I write all of this with the anticipation of starting my final semester in just over a week. My days as an undergrad are numbered, and I'm finding this realization to be bittersweet. What will happen to me when I'm done? I've grown so accustomed to having every moment of my day accounted for. Is my career going to explode because I have a degree? Not likely, but I'm not sure that's why I went back to school anyway--I can't remember for certain. There are only two things I know for sure: 1) my student debt significantly increased over the last two years, and I'll probably have to pay that back and 2) what I was intending to be an easy step into unknown waters turned out to be a shockingly deep experience, and short of being a mom to Lucas and working so damn hard to make my marriage magic this is the greatest thing I've ever done with my life.

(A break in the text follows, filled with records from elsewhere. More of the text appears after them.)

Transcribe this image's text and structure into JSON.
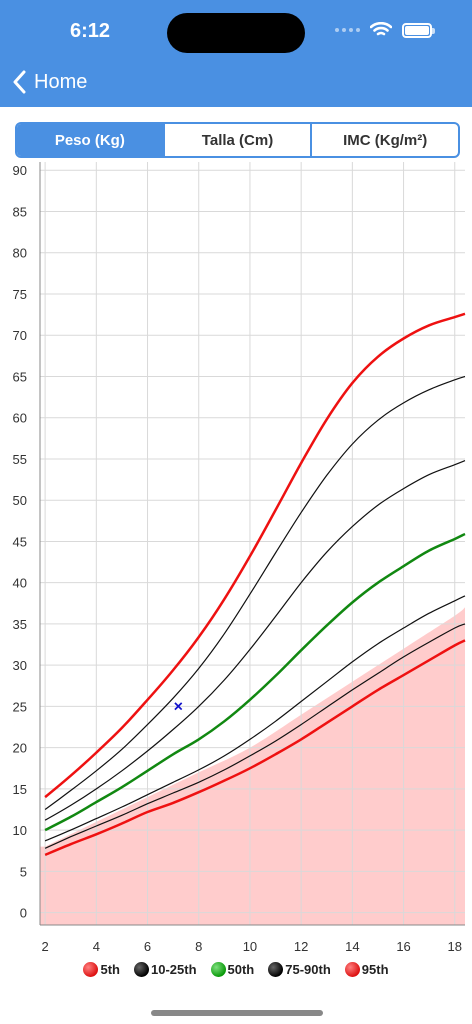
{
  "status": {
    "time": "6:12"
  },
  "nav": {
    "back_label": "Home"
  },
  "tabs": [
    {
      "label": "Peso (Kg)",
      "active": true
    },
    {
      "label": "Talla (Cm)",
      "active": false
    },
    {
      "label": "IMC (Kg/m²)",
      "active": false
    }
  ],
  "chart_data": {
    "type": "line",
    "xlim": [
      1.8,
      18.4
    ],
    "ylim": [
      -1.5,
      91
    ],
    "x_ticks": [
      2,
      4,
      6,
      8,
      10,
      12,
      14,
      16,
      18
    ],
    "y_ticks": [
      0,
      5,
      10,
      15,
      20,
      25,
      30,
      35,
      40,
      45,
      50,
      55,
      60,
      65,
      70,
      75,
      80,
      85,
      90
    ],
    "grid": true,
    "shaded_region": {
      "color": "#ffcccc",
      "x": [
        2,
        4,
        6,
        8,
        10,
        12,
        14,
        16,
        18,
        18.4
      ],
      "y": [
        8,
        11,
        14,
        17,
        20,
        24,
        28,
        32,
        36,
        37
      ]
    },
    "series": [
      {
        "name": "5th",
        "color": "#ee1111",
        "width": 2.5,
        "x": [
          2,
          3,
          4,
          5,
          6,
          7,
          8,
          9,
          10,
          11,
          12,
          13,
          14,
          15,
          16,
          17,
          18,
          18.4
        ],
        "y": [
          7,
          8.3,
          9.5,
          10.8,
          12.2,
          13.3,
          14.6,
          16.0,
          17.5,
          19.2,
          21.0,
          23.0,
          25.0,
          27.0,
          28.8,
          30.6,
          32.4,
          33.0
        ]
      },
      {
        "name": "10-25th",
        "color": "#111111",
        "width": 1.2,
        "x": [
          2,
          3,
          4,
          5,
          6,
          7,
          8,
          9,
          10,
          11,
          12,
          13,
          14,
          15,
          16,
          17,
          18,
          18.4
        ],
        "y": [
          7.8,
          9.2,
          10.5,
          11.8,
          13.2,
          14.5,
          15.8,
          17.3,
          19.0,
          20.8,
          22.8,
          24.9,
          27.0,
          29.0,
          31.0,
          32.8,
          34.5,
          35.0
        ]
      },
      {
        "name": "10-25th",
        "color": "#111111",
        "width": 1.2,
        "x": [
          2,
          3,
          4,
          5,
          6,
          7,
          8,
          9,
          10,
          11,
          12,
          13,
          14,
          15,
          16,
          17,
          18,
          18.4
        ],
        "y": [
          8.7,
          10.0,
          11.4,
          12.8,
          14.3,
          15.8,
          17.3,
          19.0,
          21.0,
          23.2,
          25.6,
          28.0,
          30.4,
          32.6,
          34.5,
          36.3,
          37.8,
          38.4
        ]
      },
      {
        "name": "50th",
        "color": "#118811",
        "width": 2.5,
        "x": [
          2,
          3,
          4,
          5,
          6,
          7,
          8,
          9,
          10,
          11,
          12,
          13,
          14,
          15,
          16,
          17,
          18,
          18.4
        ],
        "y": [
          10,
          11.6,
          13.4,
          15.2,
          17.2,
          19.2,
          21.0,
          23.2,
          25.8,
          28.7,
          31.8,
          34.8,
          37.6,
          40.0,
          42.0,
          43.9,
          45.3,
          45.9
        ]
      },
      {
        "name": "75-90th",
        "color": "#111111",
        "width": 1.2,
        "x": [
          2,
          3,
          4,
          5,
          6,
          7,
          8,
          9,
          10,
          11,
          12,
          13,
          14,
          15,
          16,
          17,
          18,
          18.4
        ],
        "y": [
          11.2,
          13.0,
          15.0,
          17.2,
          19.6,
          22.2,
          25.0,
          28.2,
          31.9,
          35.9,
          40.0,
          43.7,
          46.8,
          49.4,
          51.4,
          53.1,
          54.3,
          54.8
        ]
      },
      {
        "name": "75-90th",
        "color": "#111111",
        "width": 1.2,
        "x": [
          2,
          3,
          4,
          5,
          6,
          7,
          8,
          9,
          10,
          11,
          12,
          13,
          14,
          15,
          16,
          17,
          18,
          18.4
        ],
        "y": [
          12.5,
          14.8,
          17.2,
          19.8,
          22.8,
          26.0,
          29.6,
          33.8,
          38.6,
          43.6,
          48.5,
          53.0,
          56.8,
          59.7,
          61.8,
          63.4,
          64.6,
          65.0
        ]
      },
      {
        "name": "95th",
        "color": "#ee1111",
        "width": 2.5,
        "x": [
          2,
          3,
          4,
          5,
          6,
          7,
          8,
          9,
          10,
          11,
          12,
          13,
          14,
          15,
          16,
          17,
          18,
          18.4
        ],
        "y": [
          14,
          16.6,
          19.4,
          22.4,
          25.8,
          29.4,
          33.4,
          38.0,
          43.2,
          48.8,
          54.5,
          59.8,
          64.2,
          67.4,
          69.6,
          71.2,
          72.2,
          72.6
        ]
      }
    ],
    "marker": {
      "x": 7.2,
      "y": 25,
      "symbol": "×",
      "color": "#1111cc"
    },
    "legend": {
      "placement": "bottom",
      "items": [
        {
          "label": "5th",
          "color": "#ee2222"
        },
        {
          "label": "10-25th",
          "color": "#111111"
        },
        {
          "label": "50th",
          "color": "#119911"
        },
        {
          "label": "75-90th",
          "color": "#111111"
        },
        {
          "label": "95th",
          "color": "#ee2222"
        }
      ]
    }
  }
}
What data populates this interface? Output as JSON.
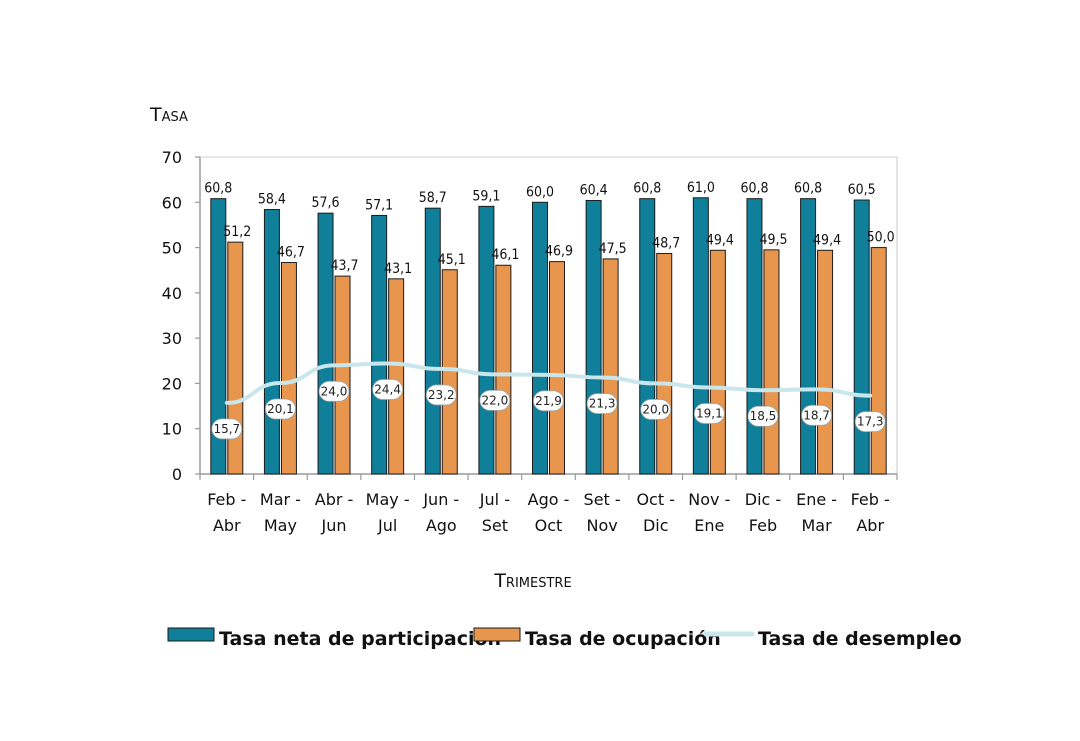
{
  "chart_data": {
    "type": "bar",
    "title": "",
    "ylabel": "Tasa",
    "xlabel": "Trimestre",
    "ylim": [
      0,
      70
    ],
    "yticks": [
      0,
      10,
      20,
      30,
      40,
      50,
      60,
      70
    ],
    "grid": false,
    "legend_position": "bottom",
    "categories": [
      [
        "Feb -",
        "Abr"
      ],
      [
        "Mar -",
        "May"
      ],
      [
        "Abr -",
        "Jun"
      ],
      [
        "May -",
        "Jul"
      ],
      [
        "Jun -",
        "Ago"
      ],
      [
        "Jul -",
        "Set"
      ],
      [
        "Ago -",
        "Oct"
      ],
      [
        "Set -",
        "Nov"
      ],
      [
        "Oct -",
        "Dic"
      ],
      [
        "Nov -",
        "Ene"
      ],
      [
        "Dic -",
        "Feb"
      ],
      [
        "Ene -",
        "Mar"
      ],
      [
        "Feb -",
        "Abr"
      ]
    ],
    "series": [
      {
        "name": "Tasa neta de participación",
        "kind": "bar",
        "color": "#0f7f9a",
        "values": [
          60.8,
          58.4,
          57.6,
          57.1,
          58.7,
          59.1,
          60.0,
          60.4,
          60.8,
          61.0,
          60.8,
          60.8,
          60.5
        ],
        "labels": [
          "60,8",
          "58,4",
          "57,6",
          "57,1",
          "58,7",
          "59,1",
          "60,0",
          "60,4",
          "60,8",
          "61,0",
          "60,8",
          "60,8",
          "60,5"
        ]
      },
      {
        "name": "Tasa de ocupación",
        "kind": "bar",
        "color": "#e8954e",
        "values": [
          51.2,
          46.7,
          43.7,
          43.1,
          45.1,
          46.1,
          46.9,
          47.5,
          48.7,
          49.4,
          49.5,
          49.4,
          50.0
        ],
        "labels": [
          "51,2",
          "46,7",
          "43,7",
          "43,1",
          "45,1",
          "46,1",
          "46,9",
          "47,5",
          "48,7",
          "49,4",
          "49,5",
          "49,4",
          "50,0"
        ]
      },
      {
        "name": "Tasa de desempleo",
        "kind": "line",
        "color": "#c8e6ec",
        "values": [
          15.7,
          20.1,
          24.0,
          24.4,
          23.2,
          22.0,
          21.9,
          21.3,
          20.0,
          19.1,
          18.5,
          18.7,
          17.3
        ],
        "labels": [
          "15,7",
          "20,1",
          "24,0",
          "24,4",
          "23,2",
          "22,0",
          "21,9",
          "21,3",
          "20,0",
          "19,1",
          "18,5",
          "18,7",
          "17,3"
        ]
      }
    ]
  }
}
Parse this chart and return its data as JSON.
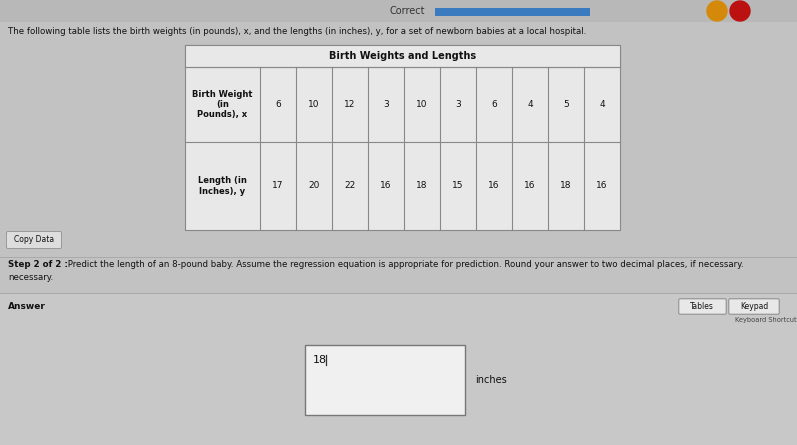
{
  "bg_color": "#c2c2c2",
  "correct_label": "Correct",
  "correct_bar_color": "#3a7abf",
  "header_text": "The following table lists the birth weights (in pounds), x, and the lengths (in inches), y, for a set of newborn babies at a local hospital.",
  "table_title": "Birth Weights and Lengths",
  "row1_label": "Birth Weight\n(in\nPounds), x",
  "row2_label": "Length (in\nInches), y",
  "birth_weights": [
    6,
    10,
    12,
    3,
    10,
    3,
    6,
    4,
    5,
    4
  ],
  "lengths": [
    17,
    20,
    22,
    16,
    18,
    15,
    16,
    16,
    18,
    16
  ],
  "copy_data_label": "Copy Data",
  "step_bold": "Step 2 of 2 :",
  "step_text": " Predict the length of an 8-pound baby. Assume the regression equation is appropriate for prediction. Round your answer to two decimal places, if necessary.",
  "answer_label": "Answer",
  "tables_btn": "Tables",
  "keypad_btn": "Keypad",
  "keyboard_shortcuts": "Keyboard Shortcuts",
  "answer_value": "18",
  "answer_unit": "inches",
  "input_box_color": "#f0f0f0",
  "table_bg": "#e8e8e8",
  "table_header_bg": "#d8d8d8",
  "table_border": "#888888",
  "divider_color": "#aaaaaa",
  "top_bar_bg": "#b8b8b8",
  "answer_section_bg": "#c8c8c8"
}
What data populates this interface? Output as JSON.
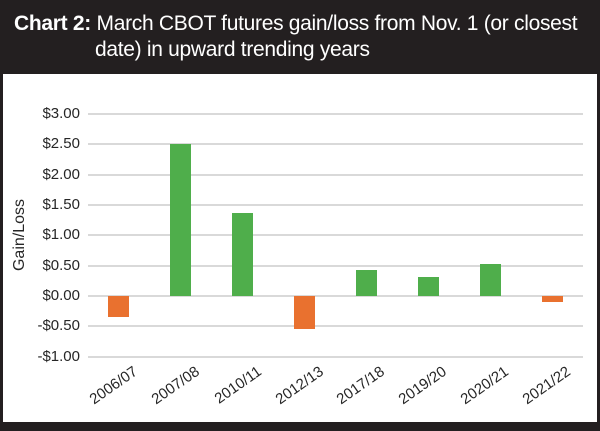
{
  "header": {
    "label": "Chart 2:",
    "title_line1": "March CBOT futures gain/loss from Nov. 1 (or closest",
    "title_line2": "date) in upward trending years"
  },
  "chart_data": {
    "type": "bar",
    "title": "March CBOT futures gain/loss from Nov. 1 (or closest date) in upward trending years",
    "categories": [
      "2006/07",
      "2007/08",
      "2010/11",
      "2012/13",
      "2017/18",
      "2019/20",
      "2020/21",
      "2021/22"
    ],
    "values": [
      -0.35,
      2.5,
      1.37,
      -0.55,
      0.43,
      0.31,
      0.52,
      -0.1
    ],
    "xlabel": "",
    "ylabel": "Gain/Loss",
    "ylim": [
      -1.0,
      3.0
    ],
    "ytick_step": 0.5,
    "ytick_labels": [
      "$3.00",
      "$2.50",
      "$2.00",
      "$1.50",
      "$1.00",
      "$0.50",
      "$0.00",
      "-$0.50",
      "-$1.00"
    ],
    "grid": true,
    "legend": "none",
    "colors": {
      "positive_bar": "#4fae4b",
      "negative_bar": "#e9712f",
      "gridline": "#d9d9d9",
      "axis_text": "#262626",
      "header_bg": "#231f20",
      "header_text": "#ffffff"
    }
  }
}
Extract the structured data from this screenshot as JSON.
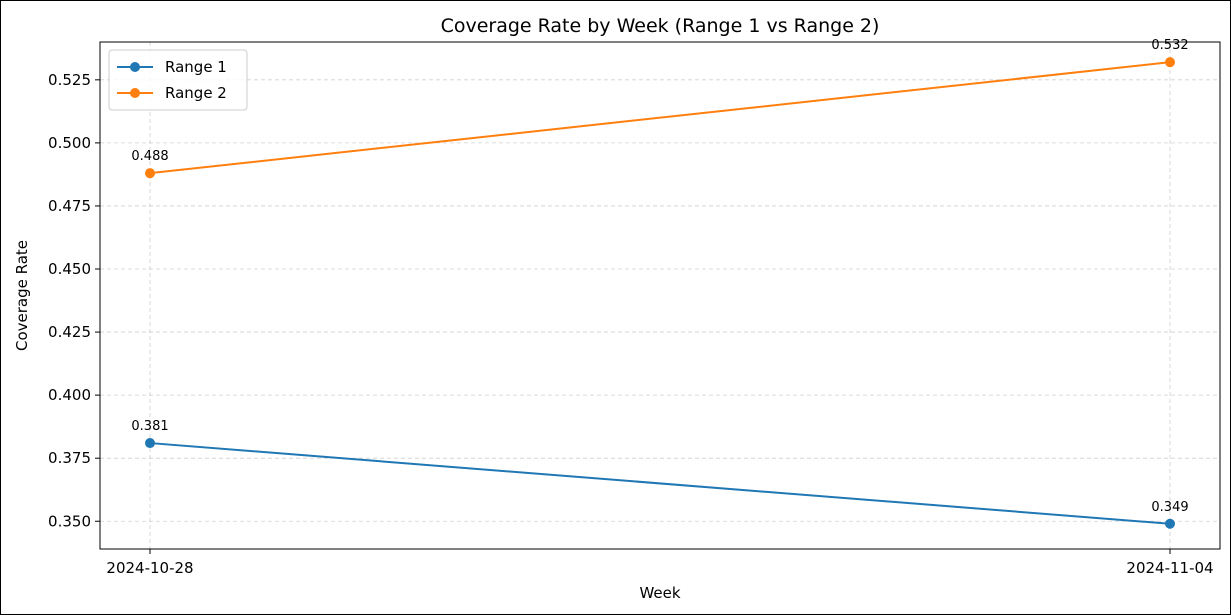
{
  "chart_data": {
    "type": "line",
    "title": "Coverage Rate by Week (Range 1 vs Range 2)",
    "xlabel": "Week",
    "ylabel": "Coverage Rate",
    "x": [
      "2024-10-28",
      "2024-11-04"
    ],
    "ylim": [
      0.339,
      0.54
    ],
    "yticks": [
      0.35,
      0.375,
      0.4,
      0.425,
      0.45,
      0.475,
      0.5,
      0.525
    ],
    "ytick_labels": [
      "0.350",
      "0.375",
      "0.400",
      "0.425",
      "0.450",
      "0.475",
      "0.500",
      "0.525"
    ],
    "grid": true,
    "legend_position": "upper-left",
    "series": [
      {
        "name": "Range 1",
        "color": "#1f77b4",
        "values": [
          0.381,
          0.349
        ],
        "labels": [
          "0.381",
          "0.349"
        ]
      },
      {
        "name": "Range 2",
        "color": "#ff7f0e",
        "values": [
          0.488,
          0.532
        ],
        "labels": [
          "0.488",
          "0.532"
        ]
      }
    ]
  }
}
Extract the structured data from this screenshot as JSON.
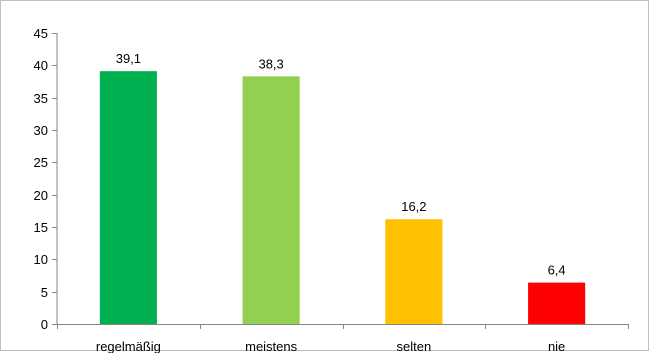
{
  "chart_data": {
    "type": "bar",
    "categories": [
      "regelmäßig",
      "meistens",
      "selten",
      "nie"
    ],
    "values": [
      39.1,
      38.3,
      16.2,
      6.4
    ],
    "data_labels": [
      "39,1",
      "38,3",
      "16,2",
      "6,4"
    ],
    "colors": [
      "#00b050",
      "#92d050",
      "#ffc000",
      "#ff0000"
    ],
    "title": "",
    "xlabel": "",
    "ylabel": "",
    "ylim": [
      0,
      45
    ],
    "yticks": [
      0,
      5,
      10,
      15,
      20,
      25,
      30,
      35,
      40,
      45
    ],
    "grid": false,
    "legend": "none"
  }
}
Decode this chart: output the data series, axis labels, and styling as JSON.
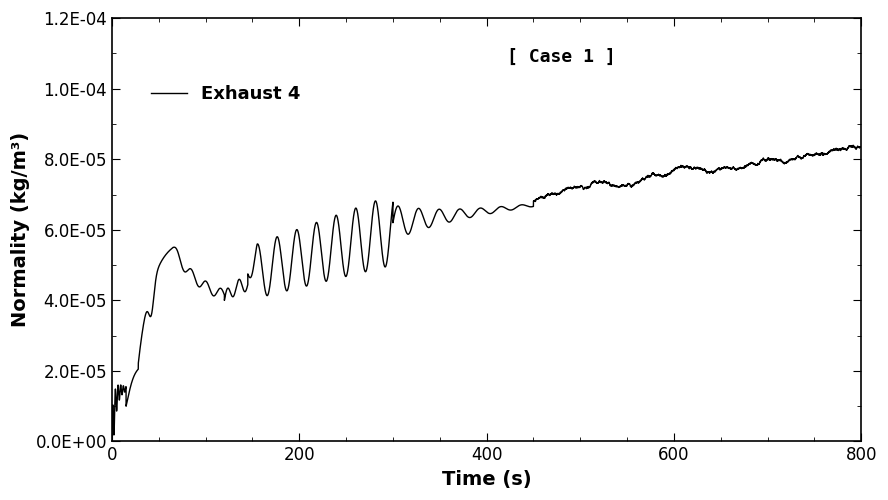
{
  "title": "[ Case 1 ]",
  "xlabel": "Time (s)",
  "ylabel": "Normality (kg/m³)",
  "legend_label": "Exhaust 4",
  "xlim": [
    0,
    800
  ],
  "ylim": [
    0,
    0.00012
  ],
  "yticks": [
    0.0,
    2e-05,
    4e-05,
    6e-05,
    8e-05,
    0.0001,
    0.00012
  ],
  "xticks": [
    0,
    200,
    400,
    600,
    800
  ],
  "line_color": "#000000",
  "background_color": "#ffffff",
  "title_fontsize": 13,
  "label_fontsize": 14,
  "tick_fontsize": 12,
  "legend_fontsize": 13
}
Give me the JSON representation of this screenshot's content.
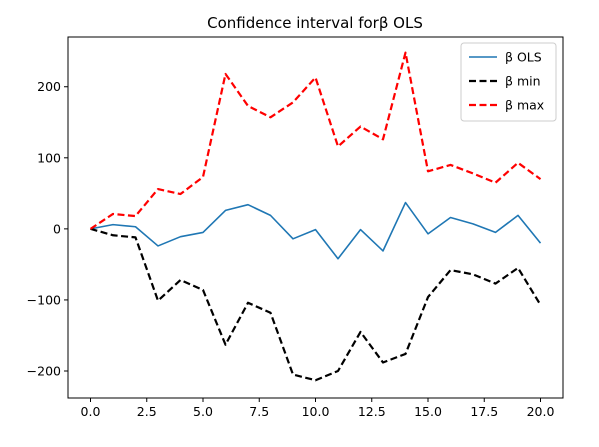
{
  "chart_data": {
    "type": "line",
    "title": "Confidence interval forβ OLS",
    "xlabel": "",
    "ylabel": "",
    "xlim": [
      -1.0,
      21.0
    ],
    "ylim": [
      -238,
      270
    ],
    "xticks": [
      0.0,
      2.5,
      5.0,
      7.5,
      10.0,
      12.5,
      15.0,
      17.5,
      20.0
    ],
    "xtick_labels": [
      "0.0",
      "2.5",
      "5.0",
      "7.5",
      "10.0",
      "12.5",
      "15.0",
      "17.5",
      "20.0"
    ],
    "yticks": [
      -200,
      -100,
      0,
      100,
      200
    ],
    "ytick_labels": [
      "−200",
      "−100",
      "0",
      "100",
      "200"
    ],
    "grid": false,
    "legend_position": "top-right",
    "x": [
      0,
      1,
      2,
      3,
      4,
      5,
      6,
      7,
      8,
      9,
      10,
      11,
      12,
      13,
      14,
      15,
      16,
      17,
      18,
      19,
      20
    ],
    "series": [
      {
        "name": "β OLS",
        "color": "#1f77b4",
        "dash": "solid",
        "values": [
          0,
          6,
          3,
          -24,
          -11,
          -5,
          26,
          34,
          19,
          -14,
          -1,
          -42,
          -1,
          -31,
          37,
          -7,
          16,
          7,
          -5,
          19,
          -20
        ]
      },
      {
        "name": "β min",
        "color": "#000000",
        "dash": "dashed",
        "values": [
          0,
          -9,
          -12,
          -101,
          -72,
          -86,
          -163,
          -104,
          -118,
          -205,
          -213,
          -200,
          -145,
          -188,
          -176,
          -96,
          -58,
          -64,
          -77,
          -55,
          -107
        ]
      },
      {
        "name": "β max",
        "color": "#ff0000",
        "dash": "dashed",
        "values": [
          0,
          21,
          18,
          56,
          49,
          73,
          218,
          173,
          157,
          178,
          213,
          116,
          144,
          126,
          248,
          81,
          90,
          78,
          65,
          93,
          70
        ]
      }
    ]
  }
}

I miss baking and I miss writing my blog and I miss seeing my friends on a regular basis. I do. I look forward to brining all of these things back into my regular daily life. But I don't for one second regret the time I've taken to treat myself to an education worth having. I've met some really amazing people, have had some of the BEST professors, and have graciously been reminded that I'm not always just falling into pools (or on trails, or up stairs, or in parking lots for no reason--I can't believe how often I fall), but sometimes I write something that's pretty okay, or say something that resonates on an intellectual level, or I get an "A" on an assignment that seemed impossible initially.
I am, without question, a klutz. But I'll be damned if I'm not a smart klutz. Laugh away, all you spectators. This gal is going to fall into something great.